Dans les quartiers touristiques de Bangkok, les vacanciers qui déambulent vendredi entre les temples et les kiosques de souvenirs font peu de cas du coup d'État de la veille et des mises en garde des gouvernements étrangers.

Alors qu'une junte militaire a pris le pouvoir jeudi et que des soldats patrouillent près de lieux stratégiques, le coeur historique de la capitale thaïlandaise fourmille toujours de visiteurs étrangers flânant au soleil.

Nombre d'entre eux expliquent ne pas vraiment s'inquiéter de ce putsch intervenu après sept mois de manifestations et d'une crise politique meurtrière qui a déjà porté un coup au tourisme, secteur clé de l'économie du «Pays du sourire».

«Nous avons vu les bars fermer. C'était bizarre de voir tout fermer, parce que ça ne ferme jamais» en temps normal, commente Maayan Sher, étudiante israélienne de 22 ans, faisant référence au couvre-feu imposé depuis jeudi entre 22H et 05H00.

«Je ne me suis pas du tout sentie menacée. Nous avons compris que nous ne sommes pas une cible», poursuit-elle en se promenant près du Palais royal.

Mais ses amis envisagent de raccourcir leur séjour. «Ce n'est pas parce que nous avons peur, mais parce que tout ferme, et nous voulons faire la fête», explique Taluri Dvash, 26 ans.

Le jeune homme s'est rendu sur l'un des sites de manifestations après le couvre-feu jeudi soir, mais s'est trouvé bien déçu devant le calme des manifestants en train de plier bagage et les kiosques de nourriture faisant penser «à un marché».

La Thaïlande est secouée depuis sept mois par un mouvement de rue réclamant la chute du gouvernement finalement renversé jeudi par l'armée, une crise qui a fait 28 morts et des centaines de blessés.

Lors de ce nouveau coup d'État, dans un pays qui en a désormais connu 19, réussis ou non, en 80 ans, l'armée a interdit d'antenne nombre de chaînes de télévision, suspendu partiellement la Constitution et interdit les rassemblements politiques de plus de cinq personnes, s'attirant les foudres de la communauté internationale.

«Se coucher plus tôt»

Les aéroports sont toujours ouverts, et les passagers internationaux font partie des quelques exemptés du couvre-feu, pour peu de pouvoir prouver l'heure de leur vol.

De nombreux pays ont appelé leurs citoyens à être très prudents lors de leur visite en Thaïlande ou à éviter le pays, notamment la Chine, la Grande-Bretagne ou les États-Unis dont de très nombreux ressortissants se rendent dans le pays chaque année.

Les États-Unis ont recommandé aux Américains de «réexaminer tout voyage non essentiel», tandis que Londres mettait en garde contre un «risque de violente réaction» au coup d'État.

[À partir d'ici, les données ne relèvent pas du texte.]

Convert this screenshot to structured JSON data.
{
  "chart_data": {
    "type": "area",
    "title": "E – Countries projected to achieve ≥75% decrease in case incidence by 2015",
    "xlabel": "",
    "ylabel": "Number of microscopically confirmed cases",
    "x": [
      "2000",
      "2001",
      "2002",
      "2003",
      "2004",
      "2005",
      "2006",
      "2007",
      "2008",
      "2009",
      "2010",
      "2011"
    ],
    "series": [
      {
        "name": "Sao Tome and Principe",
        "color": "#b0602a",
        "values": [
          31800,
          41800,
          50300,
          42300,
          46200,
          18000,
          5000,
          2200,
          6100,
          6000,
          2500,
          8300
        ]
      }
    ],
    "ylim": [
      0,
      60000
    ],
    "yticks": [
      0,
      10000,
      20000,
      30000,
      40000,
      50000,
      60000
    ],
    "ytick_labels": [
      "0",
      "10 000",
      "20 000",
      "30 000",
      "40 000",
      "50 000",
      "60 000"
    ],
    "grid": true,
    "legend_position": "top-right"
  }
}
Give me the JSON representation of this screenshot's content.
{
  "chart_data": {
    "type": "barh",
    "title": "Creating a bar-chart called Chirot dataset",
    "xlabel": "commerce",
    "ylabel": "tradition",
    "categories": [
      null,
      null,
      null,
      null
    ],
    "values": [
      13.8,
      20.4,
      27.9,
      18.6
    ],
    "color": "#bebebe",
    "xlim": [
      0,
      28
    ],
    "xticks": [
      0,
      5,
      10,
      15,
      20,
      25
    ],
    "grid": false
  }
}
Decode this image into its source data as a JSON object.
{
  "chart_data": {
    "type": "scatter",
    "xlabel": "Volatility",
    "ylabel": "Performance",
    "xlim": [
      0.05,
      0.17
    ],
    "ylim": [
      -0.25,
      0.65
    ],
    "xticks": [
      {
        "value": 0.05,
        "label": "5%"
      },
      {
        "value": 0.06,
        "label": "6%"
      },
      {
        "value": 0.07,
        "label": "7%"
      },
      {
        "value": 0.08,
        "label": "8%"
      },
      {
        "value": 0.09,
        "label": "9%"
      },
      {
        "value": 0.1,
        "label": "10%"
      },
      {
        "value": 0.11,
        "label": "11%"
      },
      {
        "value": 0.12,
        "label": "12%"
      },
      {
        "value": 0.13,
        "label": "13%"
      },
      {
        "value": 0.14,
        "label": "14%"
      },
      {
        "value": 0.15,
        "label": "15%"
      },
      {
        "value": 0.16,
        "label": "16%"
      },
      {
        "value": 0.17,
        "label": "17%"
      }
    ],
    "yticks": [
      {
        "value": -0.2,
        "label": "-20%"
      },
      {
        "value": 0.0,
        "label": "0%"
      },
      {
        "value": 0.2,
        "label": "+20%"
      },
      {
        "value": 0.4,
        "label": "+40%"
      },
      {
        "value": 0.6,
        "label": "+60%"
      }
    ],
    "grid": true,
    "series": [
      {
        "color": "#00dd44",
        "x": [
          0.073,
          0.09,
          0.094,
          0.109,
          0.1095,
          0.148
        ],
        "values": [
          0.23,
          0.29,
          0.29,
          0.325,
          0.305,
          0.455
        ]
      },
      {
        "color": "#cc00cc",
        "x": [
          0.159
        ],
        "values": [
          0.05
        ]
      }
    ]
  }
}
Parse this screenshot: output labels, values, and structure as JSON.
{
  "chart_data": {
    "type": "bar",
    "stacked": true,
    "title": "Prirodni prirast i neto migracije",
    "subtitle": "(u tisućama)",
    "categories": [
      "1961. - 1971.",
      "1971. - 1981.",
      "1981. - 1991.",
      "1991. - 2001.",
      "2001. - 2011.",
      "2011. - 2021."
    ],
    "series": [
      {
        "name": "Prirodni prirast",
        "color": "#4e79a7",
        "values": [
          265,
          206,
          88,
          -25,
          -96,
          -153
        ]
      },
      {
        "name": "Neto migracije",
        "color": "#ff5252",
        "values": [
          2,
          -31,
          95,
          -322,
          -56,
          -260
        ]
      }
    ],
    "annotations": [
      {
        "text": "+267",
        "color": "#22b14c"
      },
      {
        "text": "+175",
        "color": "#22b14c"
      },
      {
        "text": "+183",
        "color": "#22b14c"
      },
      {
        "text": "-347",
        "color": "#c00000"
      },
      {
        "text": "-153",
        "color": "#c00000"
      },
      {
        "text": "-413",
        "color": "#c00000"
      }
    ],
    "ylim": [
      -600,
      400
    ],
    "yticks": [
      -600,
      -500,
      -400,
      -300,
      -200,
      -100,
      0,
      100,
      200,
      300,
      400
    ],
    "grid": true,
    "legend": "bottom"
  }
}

Pékin a appelé les Chinois à «prendre conscience du danger» et à «prendre des mesures de sécurité plus importantes».

Le tourisme a déjà subi l'impact des sept mois de violences politiques, tout comme l'économie dans son ensemble qui s'est contractée au premier trimestre avec un PIB en repli de 0,6% par rapport à la même période de 2013, une contraction inédite depuis les inondations historiques de 2011.

Les arrivées de touristes étrangers sur les quatre premiers mois de 2014 ont diminué de 5% par rapport à la même période de l'année précédente, à 8,6 millions, selon les chiffres officiels.

Les visiteurs d'Asie sont en particulier concernés par cette baisse, notamment les Chinois avec moins 18%, à 1,3 million, et les Japonais à moins 20%.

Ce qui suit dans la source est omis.